Okuyanlar bilir Beşiktaş Jimnastik Kulubünde siyasi parti havasında seçim yapılmasının güç bölünmesi olduğunu ve bu dönem için gereksiz , yararsız , verimsiz kalacağını savunanlardanım. Mevcut başkan sayın Fikret Orman’nın belli bir dönemi geçirdiğini artık koltuğu devretmesi gerektiğini düşünüyorum. Bu devir işleminde alan tarafın da, camiada herkesin kabulleneceği kulubün kısa vadede ihtiyacı olan parasal kaynağı sağlayan uzun vadede ise projeleri ve bürokratik ağırlığı ile saha dışında da verim verecek bir yönetim kurulu olmasını onları da bağımsız olarak denetleyen diğer kurulların oluşmasını basit bir taraftar olarak hayal ediyorum..Adı üstünde benimkisi hayal. Ya gerçekler? Taraftarlık penceremden anlatmaya çalışayım. Ama bunu yaparken son kurgu derbideki , görevli ve emekli ikramiyesini almış sistemin maşası gibi olmayayım gördüğümü çalayım..Yazacaklarım kişisel fikirlerdir ortak olanlarınız olur olmayanlarınız da. Yazdığım fikirlerin tamamı her vatandaşa ulaşan kanallardan alınan bilgilerin neticesinde şekillenmişlerdir. Kimseye de destek amaçlı değildir. Dedim ya doğru bulmadığım bu kayıkçı kavgasında babam olsa yanında durmam.

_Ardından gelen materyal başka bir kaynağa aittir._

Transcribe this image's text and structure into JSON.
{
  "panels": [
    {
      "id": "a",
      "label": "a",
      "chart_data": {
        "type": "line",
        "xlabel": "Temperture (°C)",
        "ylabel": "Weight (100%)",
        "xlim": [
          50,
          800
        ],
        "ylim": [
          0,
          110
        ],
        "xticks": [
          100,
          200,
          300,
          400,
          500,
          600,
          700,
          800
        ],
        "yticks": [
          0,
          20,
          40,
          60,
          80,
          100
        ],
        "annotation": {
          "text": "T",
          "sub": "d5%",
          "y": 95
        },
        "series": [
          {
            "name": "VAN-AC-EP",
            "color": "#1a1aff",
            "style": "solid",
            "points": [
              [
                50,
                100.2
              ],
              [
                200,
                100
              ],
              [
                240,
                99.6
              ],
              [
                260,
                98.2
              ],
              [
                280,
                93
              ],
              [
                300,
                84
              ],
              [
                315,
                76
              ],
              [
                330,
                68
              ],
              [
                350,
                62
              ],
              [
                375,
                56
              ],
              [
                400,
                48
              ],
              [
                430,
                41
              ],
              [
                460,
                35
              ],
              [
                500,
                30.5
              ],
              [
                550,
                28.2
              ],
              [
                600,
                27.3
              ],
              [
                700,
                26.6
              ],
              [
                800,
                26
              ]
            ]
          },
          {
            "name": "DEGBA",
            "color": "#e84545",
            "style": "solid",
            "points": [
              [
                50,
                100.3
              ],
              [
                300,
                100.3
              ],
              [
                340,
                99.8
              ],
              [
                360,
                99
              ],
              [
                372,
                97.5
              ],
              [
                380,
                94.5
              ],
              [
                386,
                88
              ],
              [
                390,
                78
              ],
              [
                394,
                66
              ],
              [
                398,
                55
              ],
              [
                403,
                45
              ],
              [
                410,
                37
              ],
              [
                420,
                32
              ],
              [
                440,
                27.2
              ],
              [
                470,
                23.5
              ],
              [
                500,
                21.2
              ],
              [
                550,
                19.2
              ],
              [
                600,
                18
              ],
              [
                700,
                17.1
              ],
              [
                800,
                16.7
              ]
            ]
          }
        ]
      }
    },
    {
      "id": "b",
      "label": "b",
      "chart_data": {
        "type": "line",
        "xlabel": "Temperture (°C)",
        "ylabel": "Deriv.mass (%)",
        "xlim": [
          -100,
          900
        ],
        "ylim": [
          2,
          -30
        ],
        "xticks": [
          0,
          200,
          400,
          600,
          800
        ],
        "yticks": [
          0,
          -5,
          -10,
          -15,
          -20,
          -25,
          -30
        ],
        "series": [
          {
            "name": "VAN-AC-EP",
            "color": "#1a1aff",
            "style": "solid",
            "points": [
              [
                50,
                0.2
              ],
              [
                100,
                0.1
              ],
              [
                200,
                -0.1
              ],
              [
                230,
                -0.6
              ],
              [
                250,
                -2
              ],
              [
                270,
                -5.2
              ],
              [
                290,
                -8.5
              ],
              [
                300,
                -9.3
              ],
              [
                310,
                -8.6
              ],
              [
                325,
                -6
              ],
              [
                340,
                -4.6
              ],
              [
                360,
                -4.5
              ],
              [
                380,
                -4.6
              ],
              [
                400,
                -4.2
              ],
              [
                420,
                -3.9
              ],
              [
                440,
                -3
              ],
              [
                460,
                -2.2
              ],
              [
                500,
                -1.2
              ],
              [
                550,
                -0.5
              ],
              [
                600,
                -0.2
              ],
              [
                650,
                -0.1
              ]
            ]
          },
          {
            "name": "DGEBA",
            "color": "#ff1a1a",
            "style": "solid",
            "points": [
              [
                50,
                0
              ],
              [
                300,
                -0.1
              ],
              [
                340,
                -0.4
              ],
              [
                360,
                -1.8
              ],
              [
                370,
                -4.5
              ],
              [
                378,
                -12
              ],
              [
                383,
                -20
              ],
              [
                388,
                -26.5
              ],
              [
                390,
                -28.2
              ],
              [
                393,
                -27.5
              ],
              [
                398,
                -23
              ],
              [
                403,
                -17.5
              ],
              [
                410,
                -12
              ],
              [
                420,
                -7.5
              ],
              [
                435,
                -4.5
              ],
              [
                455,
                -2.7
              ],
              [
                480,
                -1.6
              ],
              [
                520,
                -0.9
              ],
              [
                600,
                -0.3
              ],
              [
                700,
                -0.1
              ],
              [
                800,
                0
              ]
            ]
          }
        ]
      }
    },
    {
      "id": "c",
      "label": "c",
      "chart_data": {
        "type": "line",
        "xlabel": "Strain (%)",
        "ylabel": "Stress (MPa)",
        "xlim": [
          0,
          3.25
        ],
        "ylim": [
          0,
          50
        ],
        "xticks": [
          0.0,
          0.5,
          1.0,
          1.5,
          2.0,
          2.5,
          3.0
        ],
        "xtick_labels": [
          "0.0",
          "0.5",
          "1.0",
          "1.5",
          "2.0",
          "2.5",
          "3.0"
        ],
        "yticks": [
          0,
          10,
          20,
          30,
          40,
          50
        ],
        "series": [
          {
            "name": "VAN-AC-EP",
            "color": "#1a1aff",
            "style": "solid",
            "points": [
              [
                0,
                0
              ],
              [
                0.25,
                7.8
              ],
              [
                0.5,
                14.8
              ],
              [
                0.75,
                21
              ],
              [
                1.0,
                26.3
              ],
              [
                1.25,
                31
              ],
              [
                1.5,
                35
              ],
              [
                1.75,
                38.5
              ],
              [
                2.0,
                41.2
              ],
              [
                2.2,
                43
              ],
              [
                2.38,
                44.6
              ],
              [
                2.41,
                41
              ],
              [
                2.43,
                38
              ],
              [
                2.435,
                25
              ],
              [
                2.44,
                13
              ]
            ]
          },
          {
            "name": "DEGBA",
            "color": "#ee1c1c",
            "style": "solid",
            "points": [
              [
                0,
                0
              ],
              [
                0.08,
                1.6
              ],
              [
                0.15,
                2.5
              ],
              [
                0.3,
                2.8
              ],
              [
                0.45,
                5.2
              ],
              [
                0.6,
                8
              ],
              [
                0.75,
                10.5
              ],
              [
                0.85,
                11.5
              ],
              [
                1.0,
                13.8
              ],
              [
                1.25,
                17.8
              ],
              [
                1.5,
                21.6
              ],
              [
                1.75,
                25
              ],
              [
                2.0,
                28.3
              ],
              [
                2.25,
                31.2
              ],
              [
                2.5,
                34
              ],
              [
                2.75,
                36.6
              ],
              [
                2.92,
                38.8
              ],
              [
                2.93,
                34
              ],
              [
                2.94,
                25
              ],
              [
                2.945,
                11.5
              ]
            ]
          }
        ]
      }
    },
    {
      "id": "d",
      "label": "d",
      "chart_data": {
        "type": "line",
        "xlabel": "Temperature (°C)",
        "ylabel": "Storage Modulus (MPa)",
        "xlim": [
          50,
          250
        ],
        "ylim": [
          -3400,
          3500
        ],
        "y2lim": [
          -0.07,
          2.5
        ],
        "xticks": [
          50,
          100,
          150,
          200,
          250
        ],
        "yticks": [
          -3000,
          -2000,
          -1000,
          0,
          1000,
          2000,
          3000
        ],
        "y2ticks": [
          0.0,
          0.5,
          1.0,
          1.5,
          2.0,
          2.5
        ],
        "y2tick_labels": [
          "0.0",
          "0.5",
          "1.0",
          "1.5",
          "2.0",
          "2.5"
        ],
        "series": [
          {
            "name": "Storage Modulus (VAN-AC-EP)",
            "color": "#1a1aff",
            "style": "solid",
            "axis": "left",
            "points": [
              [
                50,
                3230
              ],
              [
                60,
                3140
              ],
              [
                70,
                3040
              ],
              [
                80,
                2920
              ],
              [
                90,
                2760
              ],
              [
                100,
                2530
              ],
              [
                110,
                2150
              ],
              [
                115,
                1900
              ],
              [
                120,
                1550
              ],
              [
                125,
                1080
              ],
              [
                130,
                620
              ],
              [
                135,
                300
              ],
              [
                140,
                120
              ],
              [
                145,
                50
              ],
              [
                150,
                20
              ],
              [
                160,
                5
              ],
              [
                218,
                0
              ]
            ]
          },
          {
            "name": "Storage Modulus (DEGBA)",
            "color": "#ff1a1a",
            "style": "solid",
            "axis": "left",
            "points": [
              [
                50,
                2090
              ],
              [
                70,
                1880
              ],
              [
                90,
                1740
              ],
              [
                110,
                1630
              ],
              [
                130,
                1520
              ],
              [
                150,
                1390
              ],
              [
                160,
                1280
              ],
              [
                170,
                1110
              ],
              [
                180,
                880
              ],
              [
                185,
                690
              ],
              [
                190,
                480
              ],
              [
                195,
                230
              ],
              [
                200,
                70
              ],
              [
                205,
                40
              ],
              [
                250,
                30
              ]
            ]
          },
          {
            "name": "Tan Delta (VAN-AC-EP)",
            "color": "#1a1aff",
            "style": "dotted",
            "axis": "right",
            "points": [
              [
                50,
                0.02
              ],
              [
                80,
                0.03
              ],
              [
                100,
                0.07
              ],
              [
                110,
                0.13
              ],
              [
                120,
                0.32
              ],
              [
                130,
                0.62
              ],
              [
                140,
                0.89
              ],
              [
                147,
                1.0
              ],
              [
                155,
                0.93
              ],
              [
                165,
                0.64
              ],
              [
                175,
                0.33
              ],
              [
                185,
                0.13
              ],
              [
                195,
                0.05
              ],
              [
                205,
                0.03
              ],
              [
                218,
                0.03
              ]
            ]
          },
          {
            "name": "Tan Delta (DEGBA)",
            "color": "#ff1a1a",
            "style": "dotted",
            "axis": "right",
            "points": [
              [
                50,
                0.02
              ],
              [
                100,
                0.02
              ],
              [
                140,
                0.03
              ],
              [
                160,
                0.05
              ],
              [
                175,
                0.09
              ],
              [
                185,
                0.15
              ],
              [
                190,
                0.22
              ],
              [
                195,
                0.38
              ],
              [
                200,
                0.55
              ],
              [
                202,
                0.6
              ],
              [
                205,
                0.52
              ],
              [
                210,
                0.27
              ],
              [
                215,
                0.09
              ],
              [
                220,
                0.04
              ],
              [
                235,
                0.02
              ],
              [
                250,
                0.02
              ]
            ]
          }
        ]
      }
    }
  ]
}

Kulübün durumu çok kötü. Mali ve manevi açıdan kimse mutlu değil. 2 şampiyonluğun ardından yapılan hamleler kulubü geriye götürdü. Alınan futbolcuların parası ödenemiyor bazıları gitti bazıları mutsuz olarak kaldı. Amatör branşlarda durum daha da vahim. En iyi basketçin hadi ya dedi bıraktı gitti , eldekiler idmana çıkmadı bir süre. Dışardakiler olarak en üzüldüğümüz ise üç kuruşa çalışan emekçilerin yani personelin hali.. Aylardır maaşını alamayan evine ekmeği mahallesindeki esnafa yazdırma sayesinde götürenlerin hali. Ki bu insanların da bakmak zorunda oldukları ve kimseden geri kalmasın, yaşamdan zevk alsın diye uğraştıkları çocukları ayrıca kendi sosyal hayatları var... Tamam, tabi ki ‘’come to Beşiktaş ‘’ olacak başkanın gerekirse gidecek özel jeti ile topçu getirecek de unutılmasın biz halk kulubüyüz, önce kendin olacaksın. Şampiyonluklar , başarılar üç gün ama Beşiktaş hergün. Zaten kupa dediğin şey bu ülkede karne ile dağıtılıyor. Her kulubün bir katsayı seviyesi var ona göre gidip alıyorsun..Bu işlerde güçlü olanlar çok, biraz eksik olanlar az başarı elde ediyor. Yani sözün özü maddi başarılar değil ki bizleri kulube bağlayan ait hissettiren yada taraftarı mutlu eden.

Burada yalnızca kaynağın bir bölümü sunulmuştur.